The Black Law Student Association sprang into action. They discovered an interview in which Wax said:

“I don’t think I’ve ever seen a black student graduate in the top quarter of the [Penn Law School] class and rarely, rarely in the top half,” Wax said of her belief of the downside of affirmative action in universities. “I can think of one or two students who’ve graduated in the top half of my required first year course.”

“Outrage,” that ubiquitous emotion, was the reaction. A petition said Wax’s figures were “false and deeply offensive.”

Brave Cowardice

Wax’s serial hate facts were obvious even to the meanest intelligence. This included the intelligence of Ted Ruger, the Dean of the Law School. He decided punishment was in order. He charged that Wax “transgress[ed] the policy that student grades are confidential” and that Wax used “her access to those Penn Law students who are required to be in her class to further her scholarly ends without students’ permission.”

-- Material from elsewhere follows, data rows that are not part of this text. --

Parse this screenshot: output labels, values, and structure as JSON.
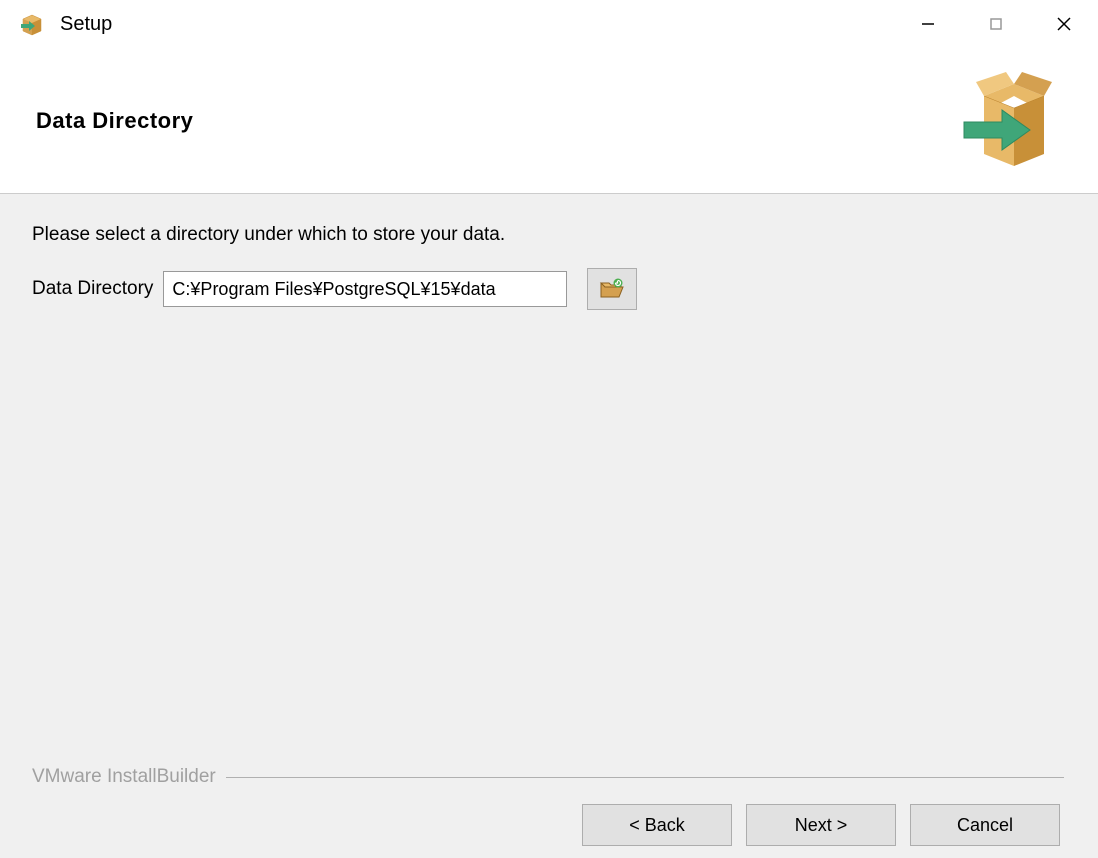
{
  "titlebar": {
    "title": "Setup"
  },
  "header": {
    "title": "Data Directory"
  },
  "content": {
    "instruction": "Please select a directory under which to store your data.",
    "field_label": "Data Directory",
    "field_value": "C:¥Program Files¥PostgreSQL¥15¥data"
  },
  "footer": {
    "branding": "VMware InstallBuilder",
    "back_label": "< Back",
    "next_label": "Next >",
    "cancel_label": "Cancel"
  },
  "colors": {
    "box_light": "#e8b968",
    "box_dark": "#c89038",
    "arrow": "#3fa679"
  }
}
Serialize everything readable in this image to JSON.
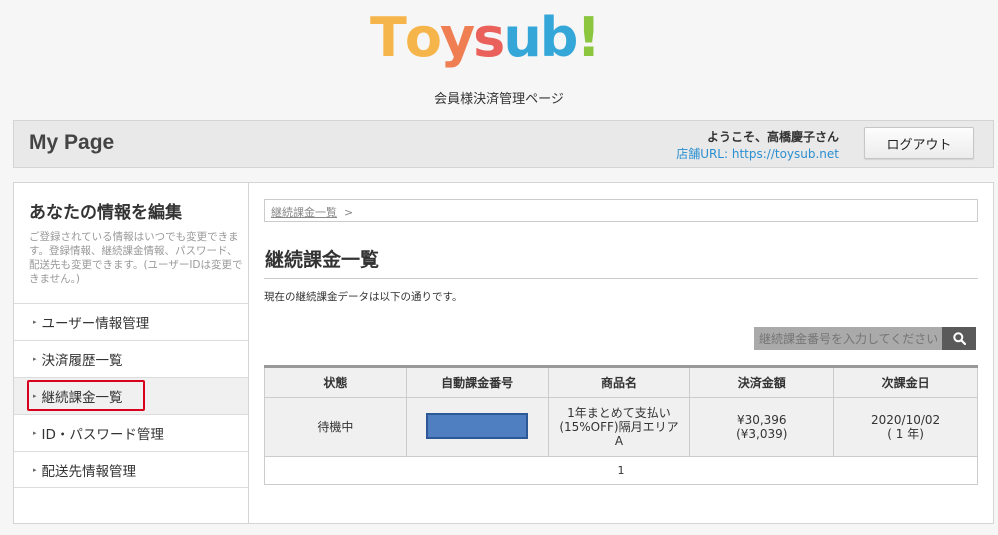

Ruger then forbade Wax from teaching her first-year course.

Wax did not reveal any student’s grade, nor did she use her access without permission to “further her scholarly ends.” No one produced official figures to rebut Wax’s claim. But hate facts are hate facts and their use cannot go unpunished lest others are encouraged to speak them.

Ruger probably hoped his punitive acts would silence Wax. He was wrong.

She later wrote in the Wall Street Journal that a “reason measures of academic performance are hard to ignore is that students often expect equality of results and — especially in our identity-conscious world — issue loud demands for equality in group outcomes. When that doesn’t happen, frustration and disappointment ensue, followed by charges of racism, sexism and other forms of discrimination.”

One of Wax’s supporters wrote to her, stating, “The facts about the comparative performance of the different groups on [for example] the bar, medical boards, SATs, MCATs, LSATs etc. are well-established. Viewing these facts as offensive will not make them go away.”

A Scholarly Response

The National Association of Scholars recognized Wax’s efforts and on Thursday night at the offices of First Things in New York city presented to her the Peter Shaw Award “for her courage in the face of continued harassment for speaking uncomfortable truths.”

Wax noted in her acceptance speech that, although she is receiving massive encouragement from the public, all but a few of her fellow Penn professors have abandoned her. One or two expressed sympathy, but “did not want to go on the record.”

One man did go on record. This was University of Pennsylvania Trustee Emeritus and major donor Paul Levy. Make that ex-Trustee and ex-donor. Levy wrote to Penn President Amy Gutmann, “Preventing Wax from teaching first-year students doesn’t right academic or social wrongs. Rather, you are suppressing what is crucial to the liberal educational project: open, robust and critical debate over differing views of important social issues.”

Levy resigned his board seats. Wax is still employed by Penn and has no plans to back down from the fight. You can help her cause by spreading the word and forwarding this article to your friends, especially those in academia.